Dari sekian peristiwa bentrokan yang melibatkan warga mayoritas umat Islam dengan kelompok atau agama lain, peristiwa Pandeglang termasuk yang asal-asal usul peristiwanya jelas. Dalam artian, amukan warga sekitar bukan karena ngawur atau didasari kebencian agama sebagaimana Guntur Romli katakan di atas. Tetapi ada beberapa rentetan peristiwa yang membuat ketenangan warga terusik. Urusan perbedaan antaragama, masyarakat Indonesia, khususnya umat Islam, sudah terbiasa dan tidak mempermasalahkan itu semua. Tetapi jika terjadi peghinaan/penodaan terhadap sebuah agama siapapun akan memberontak, tergantung masing-masing individu. Karena jelas hal itu menyakiti salah satu identitas atau ikon yang mewakili seseorang.
Setiap orang sudah seharusnya tidak menyinggung atau menyakiti identitas seseorang, baik SARA (suku, agama dan ras) maupun lainnya. Jangankan urusan sara, pendukung sepak bola saja bisa bentrok gara-gara penghinaan tersebut. Bentrok antar geng, antar kampung, antar sekolah/kampus dan lain-lainnya sudah bisa dipastikan penyebabnya adalah adanya penghinaan atau lainnya yang menyakitkan kelompok lain. Oleh karena itu sudah seharusnya setiap individu maupun kelompok mengedepankan sensitivitasnya dan menjalin komunikasi sosial agar tidak menyakiti kelompok lainnya.
Terkait insiden maut di Pandeglang, tentu tidak tepat jika dikaitkan dengan kekerasan atas nama agama, karena Islam tidak pernah memerintahkan umatnya untuk memerangi agama atau kelompok lain. Setiap agama atau kelompok mungkin juga tidak jauh berbeda dengan prinsip Islam tersebut. Oleh karena itu, lebih tepatnya insiden tersebut dinamakan sebagai kekerasan sosial, yang tidak beda dengan bentrokan antar kampus, antar kampung, antar geng dan lainnya, yang penyebabnya kadang-kadang masalah sepele, seperti penghinaan atau perlakuan sewenang-wenang dari salah satu kelompok.

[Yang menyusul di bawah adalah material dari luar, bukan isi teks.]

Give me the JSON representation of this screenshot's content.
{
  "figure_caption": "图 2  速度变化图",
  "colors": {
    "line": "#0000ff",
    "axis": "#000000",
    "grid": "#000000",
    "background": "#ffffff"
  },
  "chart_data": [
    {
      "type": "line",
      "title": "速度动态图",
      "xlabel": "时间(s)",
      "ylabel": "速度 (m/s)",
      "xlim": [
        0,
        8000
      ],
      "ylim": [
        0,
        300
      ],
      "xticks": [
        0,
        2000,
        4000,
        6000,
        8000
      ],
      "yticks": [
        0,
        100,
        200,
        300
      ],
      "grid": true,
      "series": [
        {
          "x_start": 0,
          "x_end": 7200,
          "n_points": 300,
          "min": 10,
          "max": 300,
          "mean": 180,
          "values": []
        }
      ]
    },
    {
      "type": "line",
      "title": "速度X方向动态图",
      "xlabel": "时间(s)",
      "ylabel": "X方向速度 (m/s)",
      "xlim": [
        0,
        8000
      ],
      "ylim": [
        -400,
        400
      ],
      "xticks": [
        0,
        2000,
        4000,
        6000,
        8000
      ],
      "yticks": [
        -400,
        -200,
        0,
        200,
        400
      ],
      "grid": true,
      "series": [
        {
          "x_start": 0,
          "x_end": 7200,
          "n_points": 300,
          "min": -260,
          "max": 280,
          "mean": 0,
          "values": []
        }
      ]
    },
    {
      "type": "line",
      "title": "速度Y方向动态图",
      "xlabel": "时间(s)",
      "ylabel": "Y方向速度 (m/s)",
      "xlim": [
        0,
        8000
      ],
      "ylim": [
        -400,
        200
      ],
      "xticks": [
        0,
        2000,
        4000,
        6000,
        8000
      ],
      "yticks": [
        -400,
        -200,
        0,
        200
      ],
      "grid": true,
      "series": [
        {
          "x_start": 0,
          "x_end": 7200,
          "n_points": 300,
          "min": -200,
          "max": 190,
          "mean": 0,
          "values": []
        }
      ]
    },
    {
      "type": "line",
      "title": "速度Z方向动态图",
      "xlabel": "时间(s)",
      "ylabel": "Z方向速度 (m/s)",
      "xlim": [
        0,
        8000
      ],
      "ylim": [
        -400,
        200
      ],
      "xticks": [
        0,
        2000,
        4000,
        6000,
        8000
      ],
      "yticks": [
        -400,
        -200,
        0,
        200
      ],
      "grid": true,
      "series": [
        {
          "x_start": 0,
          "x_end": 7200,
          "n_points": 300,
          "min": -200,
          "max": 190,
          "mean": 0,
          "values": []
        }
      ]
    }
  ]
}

Tugas pemerintah untuk membeber kasus ini dengan seterang-terangnya, tanpa perduli apapun.
Hal ini sejalan dengan apa yang ditegaskan oleh M. Abduh (1849-1905), tokoh ulama pembaharu asal Mesir, yang menegaskan bahwa dalam mengkaji konflik antaragama harus diperhatikan dua hal. Pertama, tidak pernah disebutkan dalam sejarah, bahwa ada agama yang disebarkan dengan cara pemaksaan, dan peperangan. Jika terjadi, maka pada hakikatnya konflik (perang) tersebut erat dengan masalah politik dan lainnya, bukan dengan agama. Kedua, perintah perang (qitâl) dalam Islam bukan termasuk rukun, subtansi, atau tujuan (Abduh: 1993)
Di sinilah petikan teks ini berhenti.